Trente années séparent donc le pacte de collaboration entre Flaubert et Reyer de la création de l’Opéra à la Monnaie de Bruxelles, le 10 février 1890, avec Rose Caron dans le rôle de la prêtresse. Trente-deux représentations se déroulèrent jusqu’au 4 mai, date de la clôture, sous la direction d’Edouard Baerwolf. Salammbô eut la plus forte recette de la saison : 8.286 francs à la 4e, le 17 février. La 28e représentation fut offerte, en soirée de gala, à l’explorateur Stanley, le 21 août (39). Reyer, enthousiasmé par le jeu et la voix de Rose Caron, s’exclamait : « Je veux que cette sublime artiste rapporte mon œuvre à Paris dans son manteau ; elle m’ensevelira dans son triomphe, car je n’écrirai plus rien » (40). Mais, avant d’être représenté à Paris, l’opéra fit un détour par Rouen.

Bien que Reyer se soit opposé à la représentation à Rouen, l’œuvre est néanmoins jouée en présence de la nièce de l’écrivain, Caroline Commanville, le 22 novembre 1890. Le Nouvelliste de Rouen cite un entretien du compositeur avec un rédacteur de L’Indépendance Belge, de passage à Paris : « Je voulais m’opposer à ce que la province eût la primeur de mon œuvre avant Paris ; mais il paraît que j’ai signé un traité — sans le lire du reste — qui donne droit à mon éditeur de faire jouer Salammbô partout où il le jugera convenable » (41).

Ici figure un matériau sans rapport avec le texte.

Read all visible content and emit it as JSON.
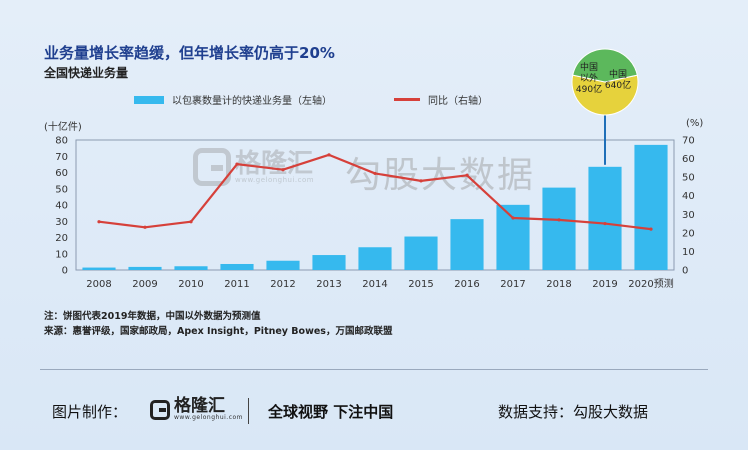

L’Orchestre du Théâtre des Arts de Rouen était dirigé par Philippe Flon, qui avait conduit les études de la partition à Bruxelles, avant sa création mondiale. La cantatrice belge Eva Dufrane, pendant les six premières représentations (elle sera remplacée par Madame Peyra), tenait le rôle de Salammbô, Reynaud et Mondaud, ceux de Mâtho et de Hamilcar. Les Rouennais eurent donc la satisfaction de précéder Paris une nouvelle fois. Ils considéraient que la ville qui a vu naître Flaubert, se devait de donner, avant tout le reste du pays, l’œuvre lyrique inspirée par la grande fresque du maître de Croisset. « La salle, d’abord un peu réservée, s’est rapidement échauffée » et, pour rendre un hommage particulier à l’écrivain, un hymne de Eugène Brieux (Louis Bricourt), musique de Alexandre Georges, fut interprété au cours du même spectacle. Le lendemain, 23 novembre, on inaugurait solennellement le nouveau monument à Gustave Flaubert (42).

Salammbô vit enfin les feux de la rampe à l’Opéra de Paris, le 16 mai 1892, avec Rose Caron. Ce fut un triomphe. On n’avait pas lésiné sur le luxe des décors, des costumes et de la mise en scène. L’œuvre ne s’est pas maintenue aussi longtemps au répertoire que Sigurd. Adolphe Jullien en loue d’abondance la musique, alors que certains y trouvent « par endroits un éclat vulgaire » (43).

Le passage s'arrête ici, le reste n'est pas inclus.